つぎに第一試験法の平均数と第二試験法の平均数とを対照するに、第二試験の方少数なるを見る。普通の記憶力にては第二は第一より記憶しやすき道理なれども、今回施行せる試験においてはその反対の結果を得たるは、所試者の上においてしかるべき事情なかるべからず。およそ人の記憶は少時に強くして長じて衰うというといえども、少時の記憶は意義を有せざるものを記憶するのみにて、連想によって記憶すること少なし。しかして連想の記憶は年の長じたるものに限る。連想の記憶とは従来有したる思想と結合連絡して記憶するものにして、経験多く思想に富みたるものは連想上記憶することはなはだ容易なり。しかれども年の長ずるに従い種々の思想脳中に積集して、意義を有せる文句のごときはかえって記憶し難きものなり。これに反して少年のものは経験に乏しく思想に富まざるをもって、旧想の現時の記憶を妨ぐることなく、したがって連想の記憶を有せざる単純の文字の記憶はかえってやすしとするところなり。これ今回の試験において第一の平均数、第二の平均数より多き故なり。

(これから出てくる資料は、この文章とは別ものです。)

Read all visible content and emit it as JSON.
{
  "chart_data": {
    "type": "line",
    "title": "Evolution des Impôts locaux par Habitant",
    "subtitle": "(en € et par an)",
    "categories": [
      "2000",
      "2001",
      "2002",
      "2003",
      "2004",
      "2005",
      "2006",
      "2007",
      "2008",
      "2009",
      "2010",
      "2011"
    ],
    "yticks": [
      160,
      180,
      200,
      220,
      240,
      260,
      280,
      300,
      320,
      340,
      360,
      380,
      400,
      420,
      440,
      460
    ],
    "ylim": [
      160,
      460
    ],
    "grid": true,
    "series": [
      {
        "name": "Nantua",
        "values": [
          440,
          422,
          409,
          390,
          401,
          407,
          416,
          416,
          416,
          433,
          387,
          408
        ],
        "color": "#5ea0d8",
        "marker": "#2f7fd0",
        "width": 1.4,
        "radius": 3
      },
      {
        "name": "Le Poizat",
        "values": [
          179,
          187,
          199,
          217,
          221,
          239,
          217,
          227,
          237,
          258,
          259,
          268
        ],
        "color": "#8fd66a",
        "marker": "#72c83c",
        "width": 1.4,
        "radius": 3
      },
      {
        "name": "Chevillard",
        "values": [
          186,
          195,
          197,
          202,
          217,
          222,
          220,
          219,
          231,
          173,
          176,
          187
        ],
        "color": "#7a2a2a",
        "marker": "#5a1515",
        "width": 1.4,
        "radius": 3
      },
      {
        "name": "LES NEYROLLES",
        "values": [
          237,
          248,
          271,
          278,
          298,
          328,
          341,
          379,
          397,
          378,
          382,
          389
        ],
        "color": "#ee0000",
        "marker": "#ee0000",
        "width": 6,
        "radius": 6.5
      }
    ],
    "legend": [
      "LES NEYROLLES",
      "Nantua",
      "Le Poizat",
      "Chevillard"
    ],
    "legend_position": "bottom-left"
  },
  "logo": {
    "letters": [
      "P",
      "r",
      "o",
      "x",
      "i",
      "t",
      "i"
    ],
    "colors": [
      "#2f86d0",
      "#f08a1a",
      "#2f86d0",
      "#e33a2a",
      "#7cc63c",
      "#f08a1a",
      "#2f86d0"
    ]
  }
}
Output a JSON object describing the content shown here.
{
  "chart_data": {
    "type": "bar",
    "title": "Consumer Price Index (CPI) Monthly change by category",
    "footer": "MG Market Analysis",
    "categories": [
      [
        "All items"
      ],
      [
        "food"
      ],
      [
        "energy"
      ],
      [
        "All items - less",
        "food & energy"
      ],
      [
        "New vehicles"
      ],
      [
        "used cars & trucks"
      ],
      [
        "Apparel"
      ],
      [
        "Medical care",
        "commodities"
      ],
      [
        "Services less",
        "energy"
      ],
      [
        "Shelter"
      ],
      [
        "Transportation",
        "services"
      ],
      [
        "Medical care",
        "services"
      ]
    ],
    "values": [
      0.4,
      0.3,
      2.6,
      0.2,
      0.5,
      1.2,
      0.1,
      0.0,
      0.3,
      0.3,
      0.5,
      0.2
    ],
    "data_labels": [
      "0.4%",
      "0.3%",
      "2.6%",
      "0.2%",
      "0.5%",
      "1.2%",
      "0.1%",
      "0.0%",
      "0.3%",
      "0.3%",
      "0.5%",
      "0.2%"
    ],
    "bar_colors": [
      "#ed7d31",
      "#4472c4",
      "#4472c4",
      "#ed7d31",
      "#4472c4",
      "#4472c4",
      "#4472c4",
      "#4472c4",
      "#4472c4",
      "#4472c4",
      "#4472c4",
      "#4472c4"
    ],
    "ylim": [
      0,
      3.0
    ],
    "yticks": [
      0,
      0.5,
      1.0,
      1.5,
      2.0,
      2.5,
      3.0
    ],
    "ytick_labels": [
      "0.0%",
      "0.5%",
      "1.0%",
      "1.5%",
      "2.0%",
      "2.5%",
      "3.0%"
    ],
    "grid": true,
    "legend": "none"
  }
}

すなわち今回の所試者は年齢、大抵二〇以上三〇以下のもの多くして、二〇以下のものは少なきをもって、意義を有する文句の記憶はかえってやすく、意義を有せざる文句の記憶はかえって難きなり。
前に与えたる第一試験、第二試験点数の比較表によるに、両試験において得るところの各人の点数は過分の差違なきがごとし。これ一方に記憶強きものは他方に強き規則あるによる。しかしてそのうち往々不動あるを見るは、文字の記憶力と文句の記憶力との間に強弱の不同あるによる。すなわち意義なきものを記憶する力と、意義あるものを記憶する力に不同あるによるなり。
以上は主として記憶の常態について述べしものなり。